Оппенгеймер. Триумф и трагедия Американского Прометея
Полный решимости «задушить в себе признаки бывшей беззаботной жизни», Даллет сначала устроился на работу социальным работником, а затем докером и шахтером. После вступления в 1929 году в Коммунистическую партию он написал встревоженной семье: «Уж теперь вы наверняка видите, что я делаю то, во что верю, то, что хочу делать, делаю лучше всего и больше всего люблю делать… вы должны видеть, что я по-настоящему счастлив». Он провел несколько недель в Чикаго, где после выступления перед многотысячной толпой был избит «красным отрядом» городской полиции.

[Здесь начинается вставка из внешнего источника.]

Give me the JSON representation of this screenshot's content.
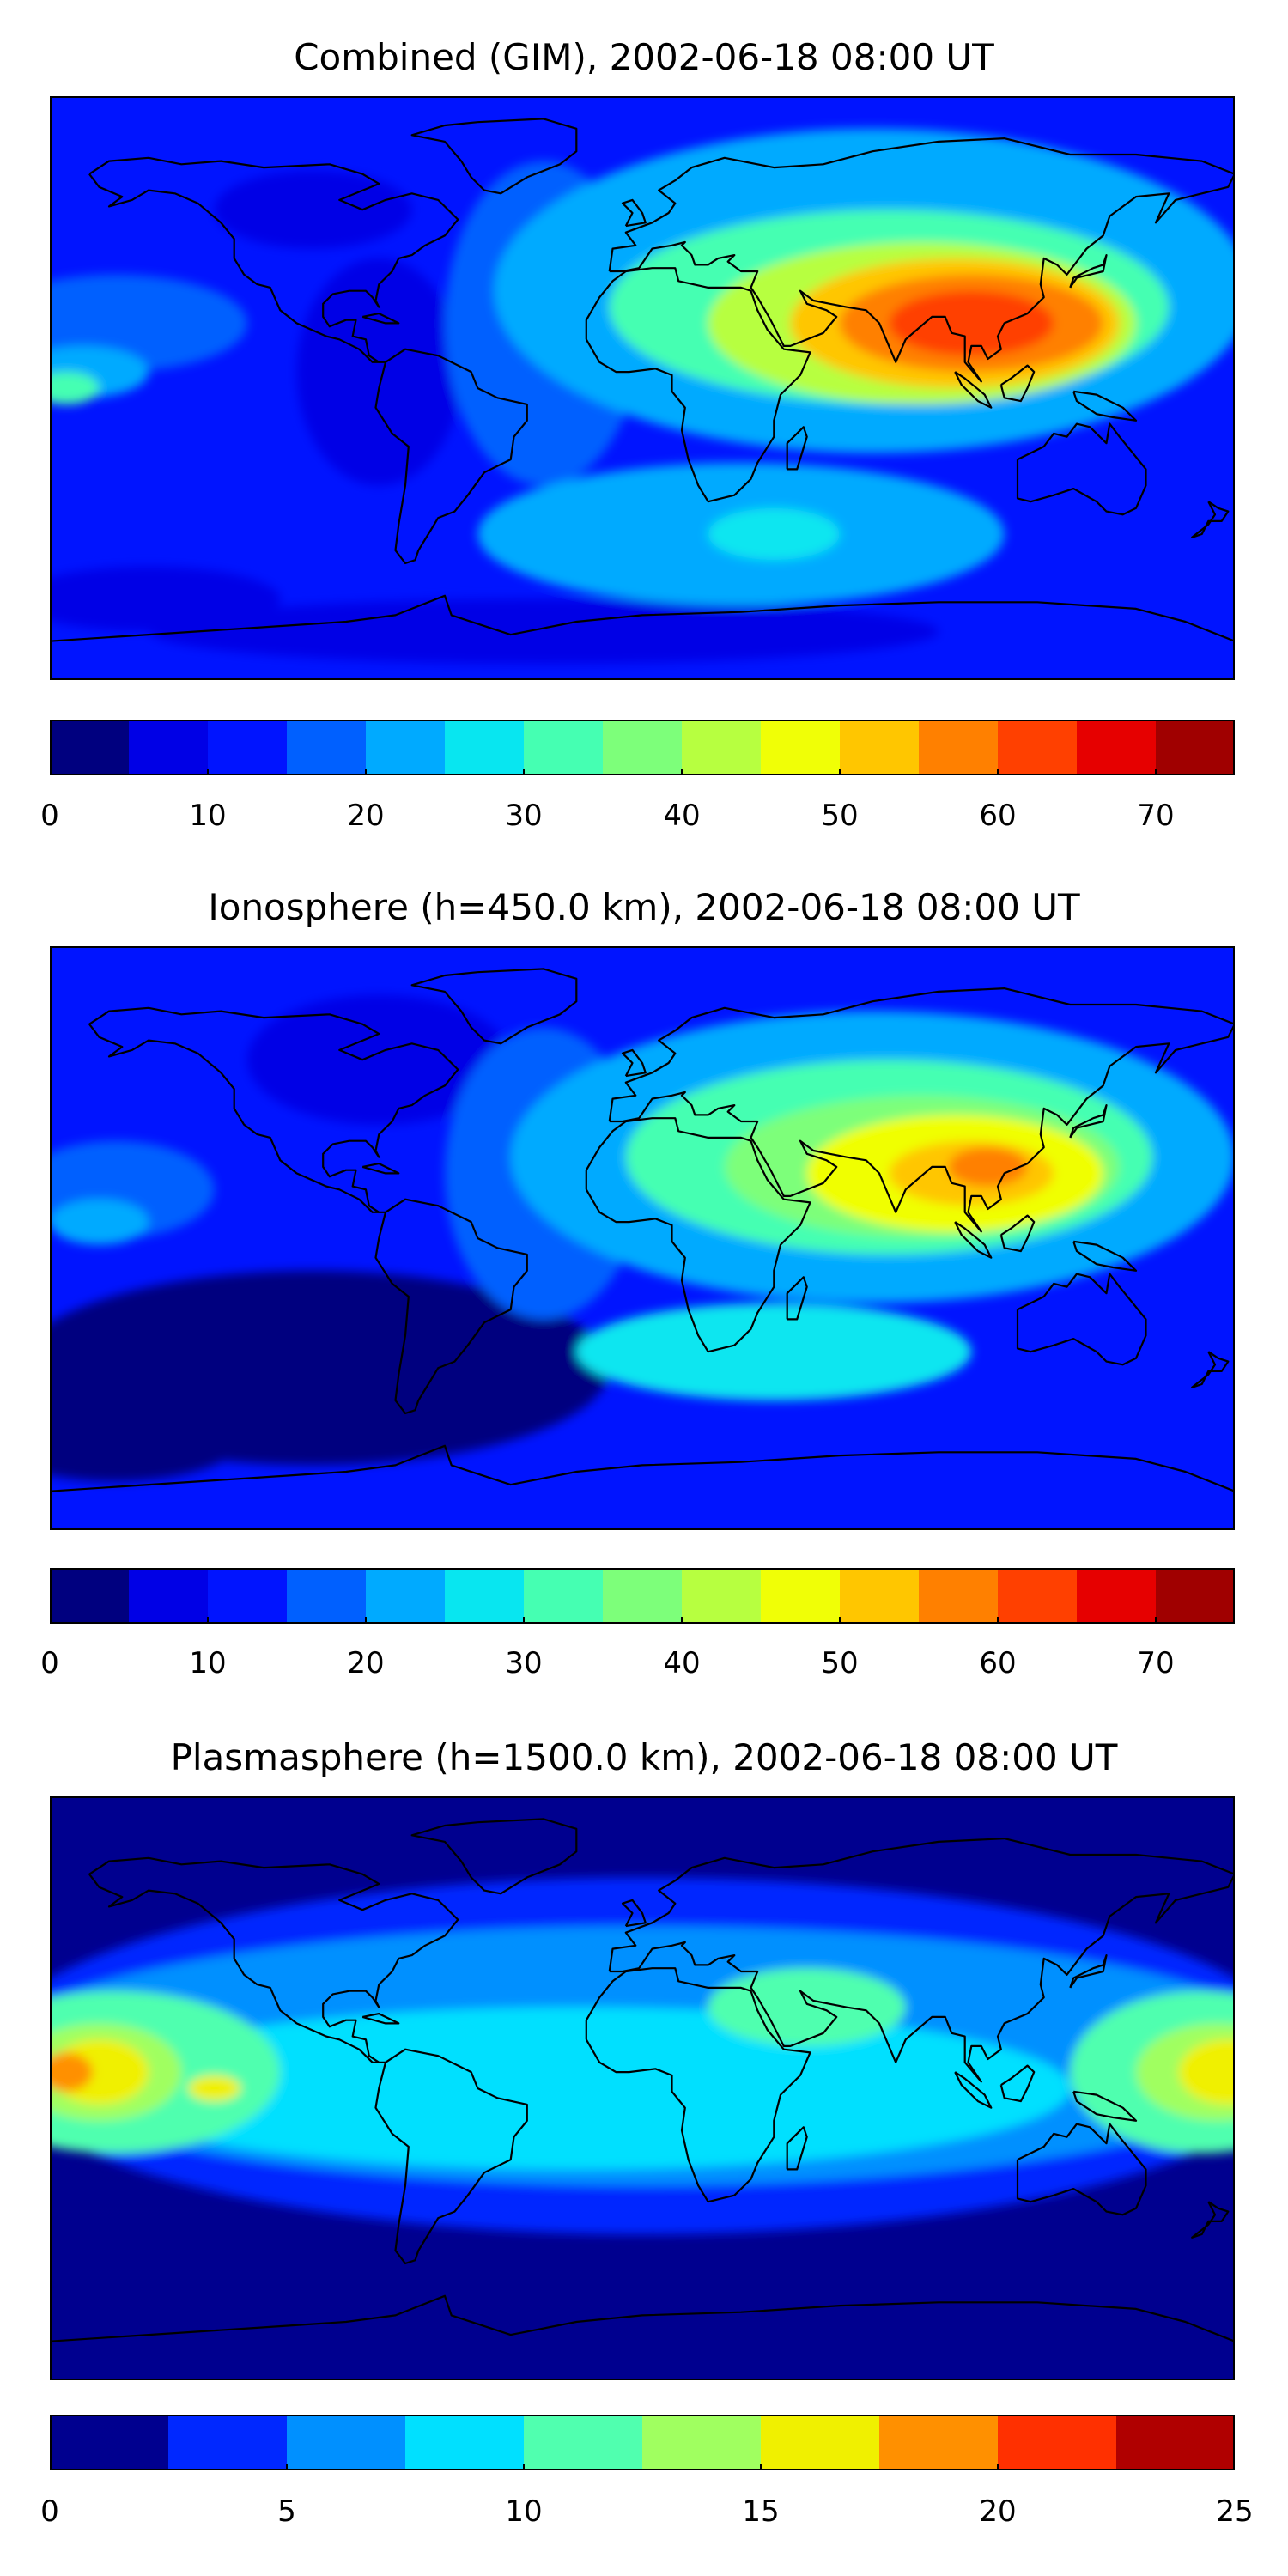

В 1932 году Даллет был профсоюзным организатором в Янгстауне, штат Огайо, где в передовых рядах участвовал в беспорядочной борьбе Конгресса производственных профсоюзов за перетягивание сталелитейных рабочих в лоно этой организации. Он не боялся вступать в жестокие рукопашные схватки с нанимаемыми сталелитейными компаниями громилами. Несколько раз местная полиция, чтобы помешать выступлению на митингах рабочих, сажала его в камеру. На выборах мэра Даллет выставил свою кандидатуру от Коммунистической партии. Китти, хотя она и была женой члена партии, приняли только в Коммунистический союз молодежи, и то лишь после того, как она доказала свою преданность делу, распространяя «Дейли уоркер» на улицах и раздавая листовки сталеварам. «Перед распространением листовок Коммунистической партии у заводских ворот я обычно надевала легкую обувь для тенниса, — вспоминала она, — чтобы быстрее убежать при появлении полиции».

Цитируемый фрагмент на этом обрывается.